While Kerry, unlike his running mate John Edwards, is hardly populist in manner, he has honed an attack on Bush’s economic policies for catering to special interests, from the top-bracket tax cuts to the ban on importing inexpensive prescription drugs from Canada. And Kerry offered ideas to address the anxieties of middle-class Americans, from securing their health coverage to abolishing the tax incentives that send their jobs abroad.
Meanwhile, by the third debate, Bush had lost his last remaining advantage — an emotional intelligence that allowed him to bond with Americans, even though he rarely addressed them articulately without a prepared text — the great exception being his bullhorn-wielding pledge to the firefighters and ironworkers near Ground Zero: “The people who knocked down those buildings are going to hear from all of us soon.” Except when asked about faith and family, that Bush didn’t show up at the first or third debates. Instead, he smiled at things that weren’t happy, laughed at things that weren’t funny and seemed less like a commander-in-chief than an unprepared high school kid suddenly called upon in class.

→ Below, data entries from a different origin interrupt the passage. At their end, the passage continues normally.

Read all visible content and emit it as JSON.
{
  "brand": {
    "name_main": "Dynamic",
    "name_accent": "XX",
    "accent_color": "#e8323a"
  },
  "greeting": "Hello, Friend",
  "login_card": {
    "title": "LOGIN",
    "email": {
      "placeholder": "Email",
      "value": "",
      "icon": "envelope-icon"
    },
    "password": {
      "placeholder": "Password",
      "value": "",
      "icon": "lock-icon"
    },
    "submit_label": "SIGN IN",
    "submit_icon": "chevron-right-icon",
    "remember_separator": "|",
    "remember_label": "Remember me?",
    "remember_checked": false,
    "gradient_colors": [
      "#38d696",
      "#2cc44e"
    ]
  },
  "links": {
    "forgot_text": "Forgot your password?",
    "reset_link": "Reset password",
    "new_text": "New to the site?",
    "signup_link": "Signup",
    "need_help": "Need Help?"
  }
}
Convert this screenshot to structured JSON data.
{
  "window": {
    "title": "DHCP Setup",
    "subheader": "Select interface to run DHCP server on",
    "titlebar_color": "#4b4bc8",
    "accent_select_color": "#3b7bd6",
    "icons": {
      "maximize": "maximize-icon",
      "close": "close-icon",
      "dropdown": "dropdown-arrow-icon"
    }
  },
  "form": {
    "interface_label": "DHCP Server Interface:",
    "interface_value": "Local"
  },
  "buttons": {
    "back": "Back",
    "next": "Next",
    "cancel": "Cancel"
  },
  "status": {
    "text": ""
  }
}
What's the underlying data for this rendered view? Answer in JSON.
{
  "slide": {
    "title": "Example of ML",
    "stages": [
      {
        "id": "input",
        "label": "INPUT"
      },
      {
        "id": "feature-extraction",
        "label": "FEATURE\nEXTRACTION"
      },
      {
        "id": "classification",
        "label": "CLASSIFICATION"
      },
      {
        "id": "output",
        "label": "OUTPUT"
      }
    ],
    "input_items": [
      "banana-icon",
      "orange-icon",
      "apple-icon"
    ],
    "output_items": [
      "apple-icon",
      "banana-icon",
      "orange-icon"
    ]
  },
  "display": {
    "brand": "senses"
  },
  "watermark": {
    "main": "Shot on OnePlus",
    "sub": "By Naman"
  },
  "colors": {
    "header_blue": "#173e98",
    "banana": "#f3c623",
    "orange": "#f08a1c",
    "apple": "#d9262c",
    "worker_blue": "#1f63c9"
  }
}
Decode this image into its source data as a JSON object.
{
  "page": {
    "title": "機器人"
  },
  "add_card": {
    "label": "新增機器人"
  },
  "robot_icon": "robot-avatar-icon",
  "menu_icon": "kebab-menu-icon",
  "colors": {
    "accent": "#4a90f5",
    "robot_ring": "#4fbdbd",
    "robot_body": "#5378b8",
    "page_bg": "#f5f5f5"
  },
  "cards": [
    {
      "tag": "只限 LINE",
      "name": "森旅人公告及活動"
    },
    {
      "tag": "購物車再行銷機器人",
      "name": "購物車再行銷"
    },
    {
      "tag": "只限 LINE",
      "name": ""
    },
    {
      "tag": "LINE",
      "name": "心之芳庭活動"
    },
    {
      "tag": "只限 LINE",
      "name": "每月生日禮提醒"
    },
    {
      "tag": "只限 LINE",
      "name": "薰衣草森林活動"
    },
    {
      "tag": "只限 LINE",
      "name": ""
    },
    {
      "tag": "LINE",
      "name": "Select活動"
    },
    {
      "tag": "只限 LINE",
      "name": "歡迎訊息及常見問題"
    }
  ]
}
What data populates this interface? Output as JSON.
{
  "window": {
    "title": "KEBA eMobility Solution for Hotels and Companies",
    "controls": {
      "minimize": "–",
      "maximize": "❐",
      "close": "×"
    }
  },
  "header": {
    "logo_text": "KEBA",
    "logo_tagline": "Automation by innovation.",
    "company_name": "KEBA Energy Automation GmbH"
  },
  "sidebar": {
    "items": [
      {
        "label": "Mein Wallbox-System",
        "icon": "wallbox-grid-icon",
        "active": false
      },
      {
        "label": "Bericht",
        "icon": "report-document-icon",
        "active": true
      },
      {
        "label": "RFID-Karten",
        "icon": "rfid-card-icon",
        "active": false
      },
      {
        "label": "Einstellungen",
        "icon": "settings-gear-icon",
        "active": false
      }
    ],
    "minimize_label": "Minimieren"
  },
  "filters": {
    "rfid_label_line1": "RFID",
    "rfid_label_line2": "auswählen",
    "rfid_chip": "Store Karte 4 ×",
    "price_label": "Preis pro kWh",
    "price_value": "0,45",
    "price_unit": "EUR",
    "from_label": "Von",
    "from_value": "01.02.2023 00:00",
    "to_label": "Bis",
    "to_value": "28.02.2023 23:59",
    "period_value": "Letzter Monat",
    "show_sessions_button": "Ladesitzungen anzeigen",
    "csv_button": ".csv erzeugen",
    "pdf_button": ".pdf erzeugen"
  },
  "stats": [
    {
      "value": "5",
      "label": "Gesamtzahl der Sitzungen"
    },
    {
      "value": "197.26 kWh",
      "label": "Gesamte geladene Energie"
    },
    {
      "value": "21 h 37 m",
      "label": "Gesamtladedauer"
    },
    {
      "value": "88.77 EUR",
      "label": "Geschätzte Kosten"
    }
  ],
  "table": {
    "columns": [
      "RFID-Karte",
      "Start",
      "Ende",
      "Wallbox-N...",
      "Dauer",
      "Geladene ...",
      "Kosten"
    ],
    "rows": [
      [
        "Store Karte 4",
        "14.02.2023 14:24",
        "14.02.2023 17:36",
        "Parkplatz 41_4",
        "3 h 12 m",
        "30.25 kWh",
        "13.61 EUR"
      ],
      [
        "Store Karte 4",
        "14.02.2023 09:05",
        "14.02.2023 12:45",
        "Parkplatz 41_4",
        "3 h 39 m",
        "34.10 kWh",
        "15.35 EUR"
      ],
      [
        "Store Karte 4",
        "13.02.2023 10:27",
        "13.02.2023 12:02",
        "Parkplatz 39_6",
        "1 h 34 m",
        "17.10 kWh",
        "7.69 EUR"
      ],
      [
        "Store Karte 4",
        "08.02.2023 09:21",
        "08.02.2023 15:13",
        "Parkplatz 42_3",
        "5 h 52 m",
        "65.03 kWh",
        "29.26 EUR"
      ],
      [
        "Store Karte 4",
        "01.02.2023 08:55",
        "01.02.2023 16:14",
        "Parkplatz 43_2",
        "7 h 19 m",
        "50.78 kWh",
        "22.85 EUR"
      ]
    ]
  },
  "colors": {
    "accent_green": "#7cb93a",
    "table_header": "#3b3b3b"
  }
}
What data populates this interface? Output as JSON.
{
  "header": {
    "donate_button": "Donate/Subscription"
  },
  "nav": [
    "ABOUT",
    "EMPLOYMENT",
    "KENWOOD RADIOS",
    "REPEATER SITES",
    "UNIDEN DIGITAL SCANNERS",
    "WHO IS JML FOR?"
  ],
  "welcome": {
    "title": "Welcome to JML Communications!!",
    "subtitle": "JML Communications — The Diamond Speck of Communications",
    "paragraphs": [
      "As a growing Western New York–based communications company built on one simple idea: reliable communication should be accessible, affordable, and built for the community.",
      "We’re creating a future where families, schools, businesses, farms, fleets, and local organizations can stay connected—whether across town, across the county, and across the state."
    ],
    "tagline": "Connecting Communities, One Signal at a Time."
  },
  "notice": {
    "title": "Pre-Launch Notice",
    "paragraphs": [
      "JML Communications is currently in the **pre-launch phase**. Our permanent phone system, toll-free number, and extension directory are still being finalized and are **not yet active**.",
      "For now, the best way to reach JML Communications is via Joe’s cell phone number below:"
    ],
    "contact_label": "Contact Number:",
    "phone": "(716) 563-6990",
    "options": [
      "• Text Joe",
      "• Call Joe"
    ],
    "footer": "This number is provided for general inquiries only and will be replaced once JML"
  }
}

In the remaining days of the campaign, Bush and his backers are left with the last-ditch tactic of embattled Republicans: calling their opponents “liberals,” and, in Kerry’s case, a “Massachusetts liberal” at that. But Kerry has taken pains to present himself in ways that transcend the stereotypes that skewered Michael Dukakis and Edward Kennedy. Unlike his predecessors and presumed soul mates, Kerry is a war hero, a former prosecutor, an aviator and, he reminded Americans in the final debate, an avid hunter as well.
Moreover, the issues in this campaign are different from those of 16 years ago, when the elder Bush branded Dukakis with the dreaded L-word. When the younger Bush bashes Kerry for wanting to spend more money on public education and homeland security, Kerry cheerfully pleads guilty, knowing that these charges carry none of the emotional impact of calling Dukakis soft on crime and spendthrift on welfare.
Four years ago, Bush won, sort of, by being more likeable at a time when it seemed the presidency might not be much more difficult than being governor of Texas. This time, Kerry can prevail with voters looking for gravitas, not geniality. Republican oratory notwithstanding, Bush, not Kerry, may be the candidate whose rationale was reduced to rubble on September 11, 2001.